Further analysis revealed bacteria indicating the man suffered from spinal tuberculosis, sometimes known as Pott’s disease, a debilitating and painful condition that slowly causes the vertebrae in the body to collapse. “It practically cuts through your bones,” says Macciardi, adding that the man probably didn’t know what was causing him to suffer because doctors didn’t know about the condition at the time.

Although he was discovered in a forge, the man himself was not necessarily a blacksmith. Macciardi says it’s unclear why he didn’t run after the eruption — it’s possible he was left behind to protect the house. The older woman found nearby didn’t have enough DNA preserved for researchers to sequence, but it’s possible she was trying to hide the bag of money before the two fled. However, since little more is clear about the context in which they were found, it is also possible that the two were looting the abandoned forge amid the chaos of the disaster.

“There are a lot of interesting questions, but we’ll probably never know the answers,” adds Macciardi.

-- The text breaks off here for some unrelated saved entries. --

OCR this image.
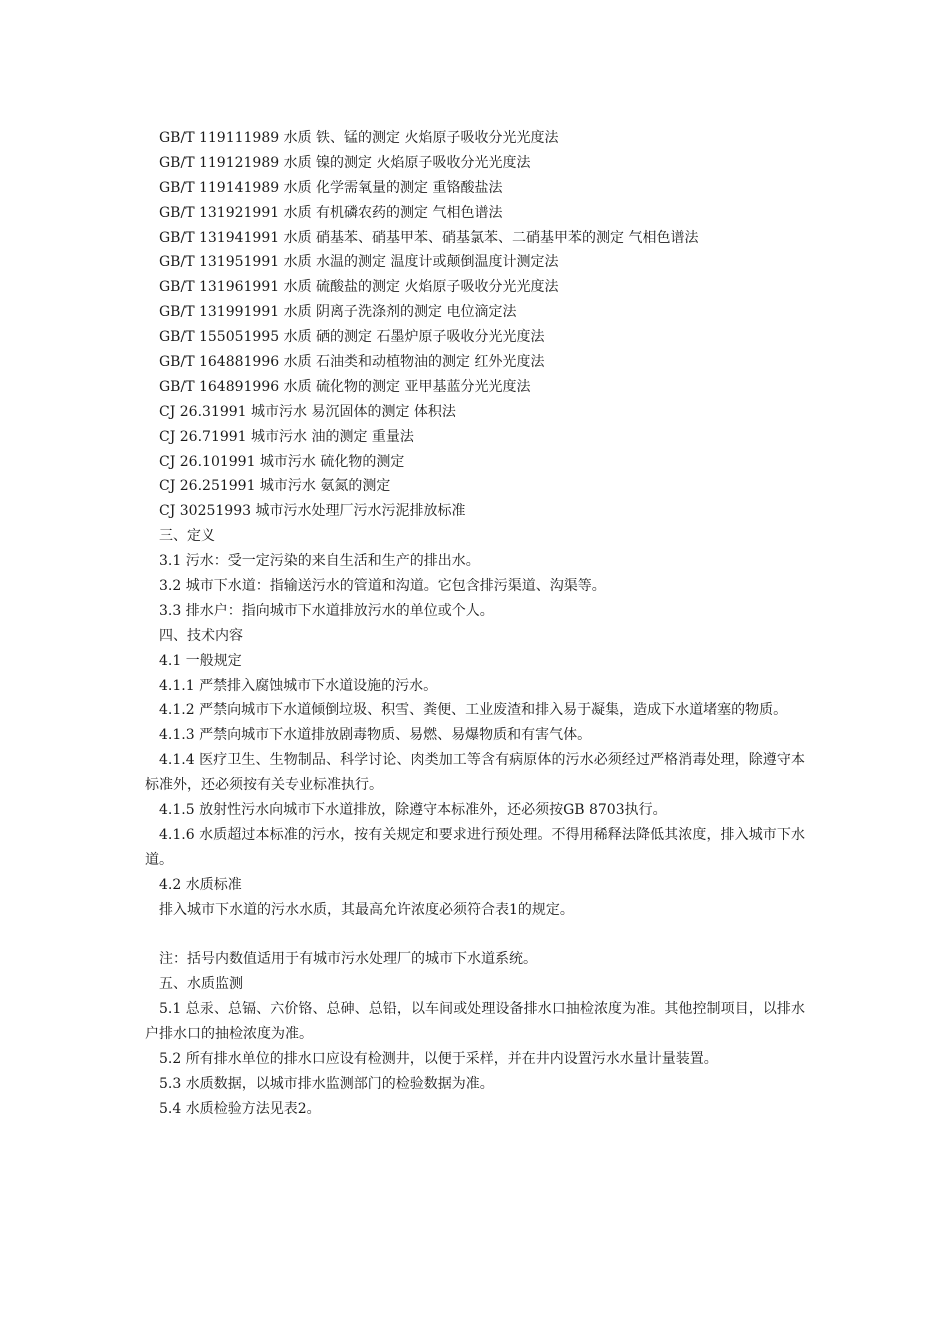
GB/T 119111989 水质 铁、锰的测定 火焰原子吸收分光光度法
GB/T 119121989 水质 镍的测定 火焰原子吸收分光光度法
GB/T 119141989 水质 化学需氧量的测定 重铬酸盐法
GB/T 131921991 水质 有机磷农药的测定 气相色谱法
GB/T 131941991 水质 硝基苯、硝基甲苯、硝基氯苯、二硝基甲苯的测定 气相色谱法
GB/T 131951991 水质 水温的测定 温度计或颠倒温度计测定法
GB/T 131961991 水质 硫酸盐的测定 火焰原子吸收分光光度法
GB/T 131991991 水质 阴离子洗涤剂的测定 电位滴定法
GB/T 155051995 水质 硒的测定 石墨炉原子吸收分光光度法
GB/T 164881996 水质 石油类和动植物油的测定 红外光度法
GB/T 164891996 水质 硫化物的测定 亚甲基蓝分光光度法
CJ 26.31991 城市污水 易沉固体的测定 体积法
CJ 26.71991 城市污水 油的测定 重量法
CJ 26.101991 城市污水 硫化物的测定
CJ 26.251991 城市污水 氨氮的测定
CJ 30251993 城市污水处理厂污水污泥排放标准
三、定义
3.1 污水：受一定污染的来自生活和生产的排出水。
3.2 城市下水道：指输送污水的管道和沟道。它包含排污渠道、沟渠等。
3.3 排水户：指向城市下水道排放污水的单位或个人。
四、技术内容
4.1 一般规定
4.1.1 严禁排入腐蚀城市下水道设施的污水。

4.1.2 严禁向城市下水道倾倒垃圾、积雪、粪便、工业废渣和排入易于凝集，造成下水道堵塞的物质。

4.1.3 严禁向城市下水道排放剧毒物质、易燃、易爆物质和有害气体。

4.1.4 医疗卫生、生物制品、科学讨论、肉类加工等含有病原体的污水必须经过严格消毒处理，除遵守本标准外，还必须按有关专业标准执行。

4.1.5 放射性污水向城市下水道排放，除遵守本标准外，还必须按GB 8703执行。

4.1.6 水质超过本标准的污水，按有关规定和要求进行预处理。不得用稀释法降低其浓度，排入城市下水道。

4.2 水质标准
排入城市下水道的污水水质，其最高允许浓度必须符合表1的规定。
注：括号内数值适用于有城市污水处理厂的城市下水道系统。
五、水质监测

5.1 总汞、总镉、六价铬、总砷、总铅，以车间或处理设备排水口抽检浓度为准。其他控制项目，以排水户排水口的抽检浓度为准。

5.2 所有排水单位的排水口应设有检测井，以便于采样，并在井内设置污水水量计量装置。
5.3 水质数据，以城市排水监测部门的检验数据为准。
5.4 水质检验方法见表2。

The man’s DNA also revealed that he was Mediterranean. “The DNA shows that he is very similar to other known citizens sequenced in other villages or even in Rome [at the time]says Macciardi. One of the man’s parents was probably from Sardinia, and several generations earlier he had an ancestor from the Middle East or Turkey. The fact that he was probably local indicates that he was probably not a slave, since slaves were often drawn from more distant parts of the Roman Empire in North Africa or the Middle East, Macciardi says.

The man’s DNA is also quite similar to modern Mediterraneans living in southern Italy, Greece and Spain, Macciardi says. “The Roman Empire had a huge impact on the current population,” he adds. Ultimately, the researchers hope that these initial findings can serve as a basis for further genetic analysis of other Pompeian victims who met a similar grim fate that day.